Graham Lawton of NewScientist (8 May 2021, paywall) says ecocide is a word with a long history, but it’s a new one on me. Regardless, ecocide reminds me of attempts by environmental activists to find ways to incorporate Nature into the legal system, such as with chimps and with lakes (I have a post somewhere about regarding lakes as persons but cannot find it). Lawton gives us some context:
A widely reported research paper set out to discover how much of Earth’s land is ecologically intact, meaning that its ecosystem remains in a pristine, pre-industrial state. The answer: just 3 per cent. To frame it differently, in the past 500 years, humans have degraded 97 per cent of the terrestrial biosphere.
There is, I think, only one word for such levels of destruction: ecocide. Like genocide, it isn’t a word to be thrown around casually. But what else does justice to that degree of destruction?
Speaking of justice, that is exactly what some activists would like ecocide to lead to. Their long-standing goal is to have ecocide recognised in international law alongside crimes like genocide.

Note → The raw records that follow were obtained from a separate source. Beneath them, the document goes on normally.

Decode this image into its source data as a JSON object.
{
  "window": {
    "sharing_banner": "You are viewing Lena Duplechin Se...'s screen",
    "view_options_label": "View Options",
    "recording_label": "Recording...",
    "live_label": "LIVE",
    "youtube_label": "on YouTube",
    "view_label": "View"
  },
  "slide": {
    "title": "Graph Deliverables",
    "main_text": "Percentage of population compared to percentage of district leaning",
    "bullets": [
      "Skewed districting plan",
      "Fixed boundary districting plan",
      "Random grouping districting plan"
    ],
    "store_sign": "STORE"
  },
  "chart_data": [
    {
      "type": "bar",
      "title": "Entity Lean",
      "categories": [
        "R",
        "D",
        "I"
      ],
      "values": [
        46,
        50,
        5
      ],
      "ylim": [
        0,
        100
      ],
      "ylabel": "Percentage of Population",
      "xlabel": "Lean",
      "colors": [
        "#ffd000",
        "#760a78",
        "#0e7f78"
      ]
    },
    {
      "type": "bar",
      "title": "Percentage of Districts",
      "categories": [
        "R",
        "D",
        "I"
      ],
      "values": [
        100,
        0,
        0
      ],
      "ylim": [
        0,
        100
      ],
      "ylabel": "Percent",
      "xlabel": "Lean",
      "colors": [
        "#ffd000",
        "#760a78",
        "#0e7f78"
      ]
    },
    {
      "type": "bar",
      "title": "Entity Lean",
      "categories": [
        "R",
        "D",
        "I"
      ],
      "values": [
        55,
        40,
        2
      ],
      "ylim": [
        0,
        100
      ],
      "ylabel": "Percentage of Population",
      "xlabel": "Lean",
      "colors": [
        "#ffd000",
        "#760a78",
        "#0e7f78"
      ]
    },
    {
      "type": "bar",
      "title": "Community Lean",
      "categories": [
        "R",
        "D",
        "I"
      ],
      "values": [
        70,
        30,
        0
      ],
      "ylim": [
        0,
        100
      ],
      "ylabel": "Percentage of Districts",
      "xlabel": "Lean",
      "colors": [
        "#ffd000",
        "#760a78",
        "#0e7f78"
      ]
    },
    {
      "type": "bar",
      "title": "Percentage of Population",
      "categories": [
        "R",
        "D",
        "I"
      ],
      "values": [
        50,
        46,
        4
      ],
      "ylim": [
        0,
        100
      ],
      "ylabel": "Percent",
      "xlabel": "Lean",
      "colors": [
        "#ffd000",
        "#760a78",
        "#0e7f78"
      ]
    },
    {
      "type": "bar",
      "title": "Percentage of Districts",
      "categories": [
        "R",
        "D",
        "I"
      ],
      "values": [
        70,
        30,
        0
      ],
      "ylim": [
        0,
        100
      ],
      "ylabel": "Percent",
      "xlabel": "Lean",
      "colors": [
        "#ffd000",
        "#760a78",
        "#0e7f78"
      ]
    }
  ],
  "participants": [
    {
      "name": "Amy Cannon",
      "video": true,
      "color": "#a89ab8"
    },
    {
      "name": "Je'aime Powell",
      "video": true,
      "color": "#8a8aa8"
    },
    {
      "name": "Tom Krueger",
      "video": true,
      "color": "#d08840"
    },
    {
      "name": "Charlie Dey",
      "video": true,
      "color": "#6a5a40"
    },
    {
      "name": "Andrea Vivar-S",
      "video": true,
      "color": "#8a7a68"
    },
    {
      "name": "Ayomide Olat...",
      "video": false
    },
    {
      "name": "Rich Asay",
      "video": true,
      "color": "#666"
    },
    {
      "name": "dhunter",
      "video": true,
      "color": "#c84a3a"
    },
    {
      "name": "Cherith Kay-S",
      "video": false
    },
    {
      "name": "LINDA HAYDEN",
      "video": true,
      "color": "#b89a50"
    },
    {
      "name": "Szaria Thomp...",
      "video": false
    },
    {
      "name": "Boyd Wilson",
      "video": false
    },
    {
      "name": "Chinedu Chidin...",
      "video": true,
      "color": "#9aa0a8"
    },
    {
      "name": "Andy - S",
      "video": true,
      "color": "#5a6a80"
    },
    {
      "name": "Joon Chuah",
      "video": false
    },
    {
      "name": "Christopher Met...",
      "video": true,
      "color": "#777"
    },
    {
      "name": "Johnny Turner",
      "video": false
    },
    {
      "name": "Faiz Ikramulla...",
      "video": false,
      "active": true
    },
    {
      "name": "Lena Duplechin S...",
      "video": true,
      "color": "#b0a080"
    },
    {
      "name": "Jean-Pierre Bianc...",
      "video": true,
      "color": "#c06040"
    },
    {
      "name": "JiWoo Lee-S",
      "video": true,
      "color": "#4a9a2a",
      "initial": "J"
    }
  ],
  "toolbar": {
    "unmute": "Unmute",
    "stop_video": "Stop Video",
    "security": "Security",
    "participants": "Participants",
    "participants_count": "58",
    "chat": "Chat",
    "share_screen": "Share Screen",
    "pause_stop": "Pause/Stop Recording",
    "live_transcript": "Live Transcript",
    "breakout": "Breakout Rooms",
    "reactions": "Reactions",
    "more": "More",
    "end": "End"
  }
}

Those who bring destruction on nature could find themselves at the International Criminal Court (ICC) next to the perpetrators of the most heinous crimes against humanity. This idea has long been on the fringes of environmental activism, but it now has a genuine chance of being written into the statute books.
Like laws for crimes against peace, an ecocide law would trace its roots to wartime atrocities, in this case the annihilation of forests in South-East Asia, first by the UK’s Royal Air Force during the guerrilla war known as the Malayan Emergency and later by the US Air Force in the Vietnam war. In 1970, the destruction inspired Arthur Galston, a plant biologist at Yale University whose PhD research had led to the development of agent orange, to coin the word “ecocide”.
And you have to have a law before you can have a crime.
It’s an interesting concept, and gives rise to all sorts of questions, from whether the Hoover Dam and its brethren are considered, or will be considered, sites of mass ecocide, to whether or not a crop such as Afghani poppies, torched by adversaries, qualifies as ecocide. What of accidental ecocide? Is it excused, or is the law enforced as a way to make accidents so expensive that planners would be forced to take the law into account?
I think Lawton is a little ahead of himself here:
The 2002 treaty that created the ICC [International Criminal Court] originally included an ecocide law, but it was scaled back after objections from the UK and US (wilful environmental destruction in wartime is a crime, but nobody has been prosecuted for it).
But campaigners stuck to the task and criminalisation has slowly gathered support. Last year saw a significant breakthrough when two of the ICC’s member states, Vanuatu and the Maldives, asked the court to “seriously consider” criminalising ecocide. President Emmanuel Macron of France has backed their request and the government of Belgium has also indicated support.
The left wing, beyond the left of most Democrats, would back such an international law. The mainline Democrats would not.
And the Republicans’ eyes would positively bug out at the thought of being subject to such a law. They have a bad enough time tolerating the EPA as it is, even if one of their own, President Nixon, was its father.
And Lawton knows the road is long and perhaps too rough:
Last month, I hosted a New Scientist event called A Rescue Plan for Nature. We invited a distinguished panel to answer questions submitted by the audience. One was on whether ecocide should be a crime.
I expected a resounding yes, but didn’t get one. Partha Dasgupta, an economist at the University of Cambridge, said: “It’s something we could aspire to in the future but it’s far too early.” Even though there is a strong philosophical argument in favour, he said, the practical danger is that we get bogged down in legal definitions and end up achieving nothing.
I have great respect for Dasgupta and his answer gives me pause. Making ecocide a crime has enormous instinctive appeal. But as a real-world measure, would it do anything? Pursuing alleged war criminals though the ICC has proved time-consuming and difficult enough. When it comes to ecocide, who would be in the dock?
I wonder how many 20-somethings, here and abroad, are looking at this subject as a possible career.